Objective  Ultrafast mode-locked fiber lasers have gained increasing popularity in various fields due to their narrow pulse width, broad spectrum, and high peak power. In the field of laser medicine, for instance, ultrafast lasers have emerged as a novel treatment method for combating cancer and treating stones. The integration of ultrafast lasers and time-frequency technology in the field of optical frequency comb measurement has yielded remarkable advances, such as the development of optical atomic clocks, microwave photonics, and other emerging technologies. Furthermore, the optical frequency comb has the potential to be implemented in space missions. Ultrafast mode-locked fiber lasers are being used more and more widely and have high application value. Mode-locked technology is the main way to generate ultra-short pulses. Currently, among the main mode-locked methods, mode-locked laser based on the nonlinear amplifying loop mirror has the characteristics of fast response time, high damage threshold, high environmental stability, low phase noise and short output pulse, which is considered to be the most promising ultrafast laser for large-scale application.

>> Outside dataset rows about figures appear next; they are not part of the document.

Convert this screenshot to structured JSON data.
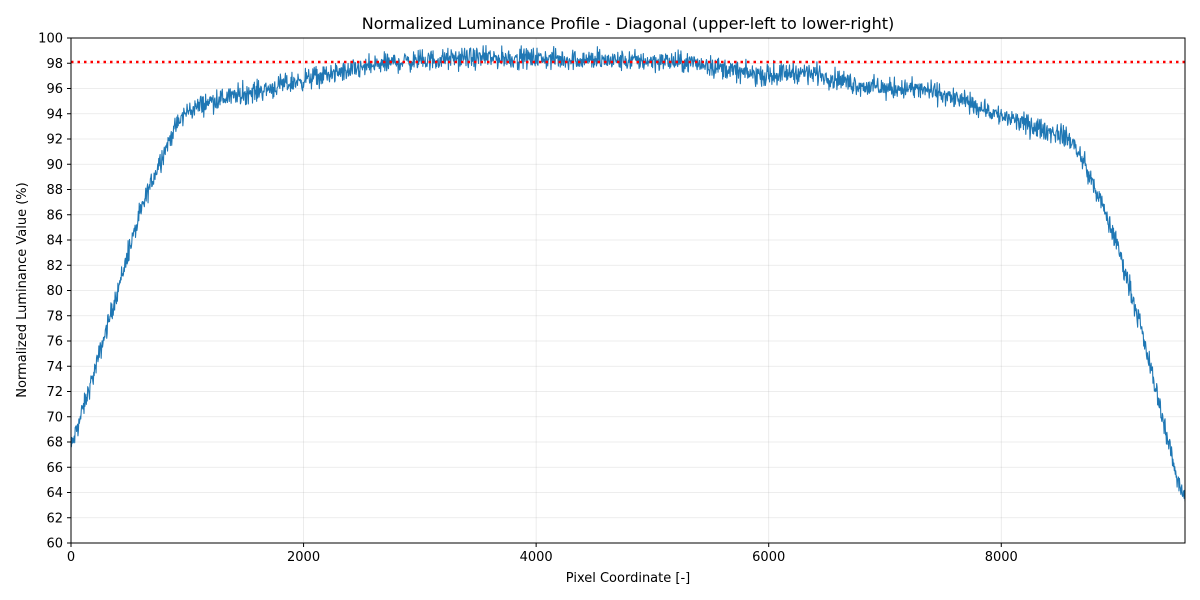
{
  "chart_data": {
    "type": "line",
    "title": "Normalized Luminance Profile - Diagonal (upper-left to lower-right)",
    "xlabel": "Pixel Coordinate [-]",
    "ylabel": "Normalized Luminance Value (%)",
    "xlim": [
      0,
      9580
    ],
    "ylim": [
      60,
      100
    ],
    "x_ticks": [
      0,
      2000,
      4000,
      6000,
      8000
    ],
    "y_ticks": [
      60,
      62,
      64,
      66,
      68,
      70,
      72,
      74,
      76,
      78,
      80,
      82,
      84,
      86,
      88,
      90,
      92,
      94,
      96,
      98,
      100
    ],
    "grid": true,
    "legend": "none",
    "series": [
      {
        "color": "#1f77b4",
        "style": "solid",
        "noise_amplitude": 0.7,
        "x": [
          0,
          100,
          200,
          300,
          400,
          500,
          600,
          700,
          800,
          900,
          1000,
          1200,
          1400,
          1600,
          1800,
          2000,
          2200,
          2400,
          2600,
          2800,
          3000,
          3200,
          3400,
          3600,
          3800,
          4000,
          4200,
          4400,
          4600,
          4800,
          5000,
          5200,
          5400,
          5600,
          5800,
          6000,
          6200,
          6400,
          6600,
          6800,
          7000,
          7200,
          7400,
          7600,
          7800,
          8000,
          8200,
          8400,
          8500,
          8600,
          8700,
          8800,
          8900,
          9000,
          9100,
          9200,
          9300,
          9400,
          9500,
          9580
        ],
        "values": [
          67.5,
          70.5,
          73.5,
          76.8,
          80.0,
          83.2,
          86.2,
          88.8,
          91.0,
          93.0,
          94.2,
          95.0,
          95.4,
          95.8,
          96.2,
          96.7,
          97.1,
          97.4,
          97.8,
          98.1,
          98.2,
          98.3,
          98.4,
          98.4,
          98.4,
          98.4,
          98.3,
          98.3,
          98.2,
          98.2,
          98.2,
          98.1,
          98.0,
          97.6,
          97.2,
          97.0,
          97.3,
          97.2,
          96.7,
          96.2,
          96.0,
          96.0,
          95.8,
          95.2,
          94.6,
          93.8,
          93.2,
          92.6,
          92.4,
          91.9,
          90.3,
          88.2,
          86.0,
          83.5,
          80.5,
          77.0,
          73.3,
          69.5,
          65.5,
          63.5
        ]
      },
      {
        "color": "#ff0000",
        "style": "dotted",
        "x": [
          0,
          9580
        ],
        "values": [
          98.1,
          98.1
        ]
      }
    ]
  }
}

Unfortunately, this kind of laser often requires external disturbance or high pump energy when it is started, which greatly reduces the reliability of the laser and increases the application cost. In order to improve the reliability of mode-locked laser in practical applications, femtosecond fiber lasers based on Jones matrix are reported.

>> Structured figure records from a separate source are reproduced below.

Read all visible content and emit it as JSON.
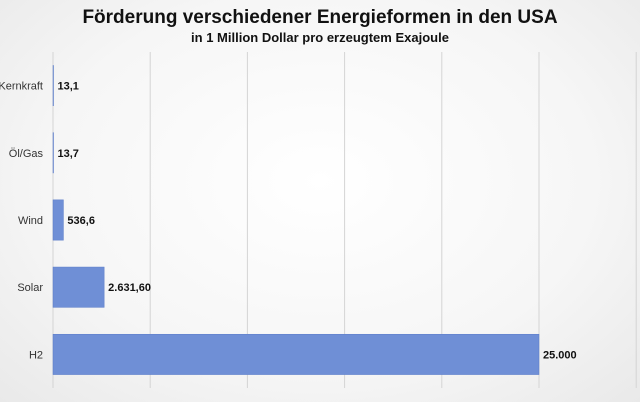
{
  "chart_data": {
    "type": "bar",
    "orientation": "horizontal",
    "title": "Förderung verschiedener Energieformen in den USA",
    "subtitle": "in 1 Million Dollar pro erzeugtem Exajoule",
    "categories": [
      "Kernkraft",
      "Öl/Gas",
      "Wind",
      "Solar",
      "H2"
    ],
    "values": [
      13.1,
      13.7,
      536.6,
      2631.6,
      25000
    ],
    "data_labels": [
      "13,1",
      "13,7",
      "536,6",
      "2.631,60",
      "25.000"
    ],
    "xlim": [
      0,
      30000
    ],
    "grid": true,
    "bar_color": "#6f8fd6"
  }
}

  Methods  In this paper, a mode-locked laser based on a non-reciprocal phase shift for a nonlinear amplifying loop mirror is set up (Fig.1). The non-reciprocal phase shifter consists of a Faraday rotator, a half waveplate, a λ/8 waveplate, and a mirror. By rotating the angle of the waveplates, the laser takes into account the characteristics of self-starting and wide spectrum, and the gratings are inserted into the cavity to balance the positive dispersion and outside of the cavity to compress pulses. The transfer function of nonlinear amplification loop mirror is established by using Jones matrix to analyze self-starting performance of the mode-locked fiber laser (Fig.9). The influence of different wave plate angles in loop mirror on the roundtrip transmission of the cavity is analyzed (Fig.2).

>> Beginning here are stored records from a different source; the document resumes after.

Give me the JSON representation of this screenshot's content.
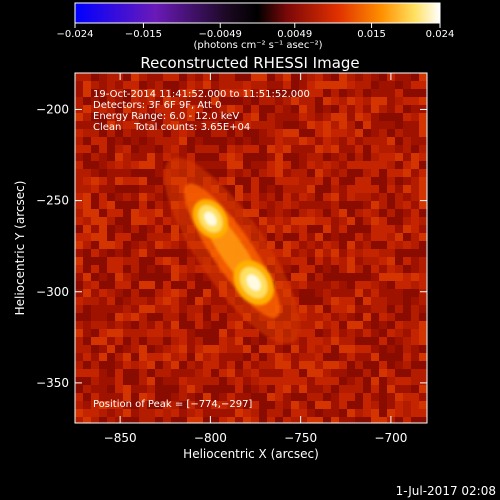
{
  "chart_data": {
    "type": "heatmap",
    "title": "Reconstructed RHESSI Image",
    "xlabel": "Heliocentric X (arcsec)",
    "ylabel": "Heliocentric Y (arcsec)",
    "xlim": [
      -875,
      -680
    ],
    "ylim": [
      -372,
      -180
    ],
    "x_ticks": [
      -850,
      -800,
      -750,
      -700
    ],
    "y_ticks": [
      -200,
      -250,
      -300,
      -350
    ],
    "x_tick_labels": [
      "−850",
      "−800",
      "−750",
      "−700"
    ],
    "y_tick_labels": [
      "−200",
      "−250",
      "−300",
      "−350"
    ],
    "colorbar": {
      "min": -0.024,
      "max": 0.024,
      "ticks": [
        -0.024,
        -0.015,
        -0.0049,
        0.0049,
        0.015,
        0.024
      ],
      "tick_labels": [
        "−0.024",
        "−0.015",
        "−0.0049",
        "0.0049",
        "0.015",
        "0.024"
      ],
      "unit_label": "(photons cm⁻² s⁻¹ asec⁻²)",
      "colormap": [
        "#0000ff",
        "#5a1ab4",
        "#2a0a3a",
        "#000000",
        "#a01010",
        "#ff6a00",
        "#ffb000",
        "#ffff80",
        "#ffffff"
      ]
    },
    "info_lines": [
      "19-Oct-2014 11:41:52.000 to 11:51:52.000",
      "Detectors: 3F 6F 9F, Att 0",
      "Energy Range: 6.0 - 12.0 keV",
      "Clean    Total counts: 3.65E+04"
    ],
    "peak_label": "Position of Peak = [−774,−297]",
    "sources": [
      {
        "x": -800,
        "y": -260,
        "peak": 0.021
      },
      {
        "x": -776,
        "y": -295,
        "peak": 0.024
      }
    ],
    "background_level": 0.009
  },
  "timestamp": "1-Jul-2017 02:08"
}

  Results and Discussions  The fiber lasers are demonstrated by using Yb-doped fiber and Er-doped fiber as gain media respectively. Gratings (1 000 lines/mm) are used in the Yb-doped fiber laser to balance the positive dispersion. The fundamental frequency with repetition rate of 600 MHz (Fig.3) and 280 MHz (Fig.5) is observed by an oscilloscope. The designed lasers have the characteristics of narrow pulse width (Fig.4, Fig.6), good stability (Fig.7) and high self-starting success rate. The laser has been integrated and packaged, which can meet the application requirements of femtosecond laser in micro-nano processing, laser medical treatment, optical frequency comb and other fields.

  Conclusions  A nonlinear amplifying loop mirror femtosecond laser is designed, which achieved repetition rates of 600 MHz and 280 MHz at wavelengths of 1 µm and 1.5 µm, respectively. At a pump power of 960 mW, the ytterbium-doped fiber laser output an average power of 180 mW and a pulse width of 249 fs. The erbium-doped fiber laser output a power of 104.7 mW, with a direct output pulse width of 109 fs and a compressed pulse width of 60 fs. The spectrum had a flat top and supported output pulses in the hundreds of femtosecond range, which could effectively reduce thermal accumulation during laser processing and improve processing efficiency. This laser structure achieved high integration with an easy-to-dismantle package, a broad spectrum, and supported self-starting mode-locking, multiple output channels, and stable operation, making it a suitable seed source for future femtosecond laser products.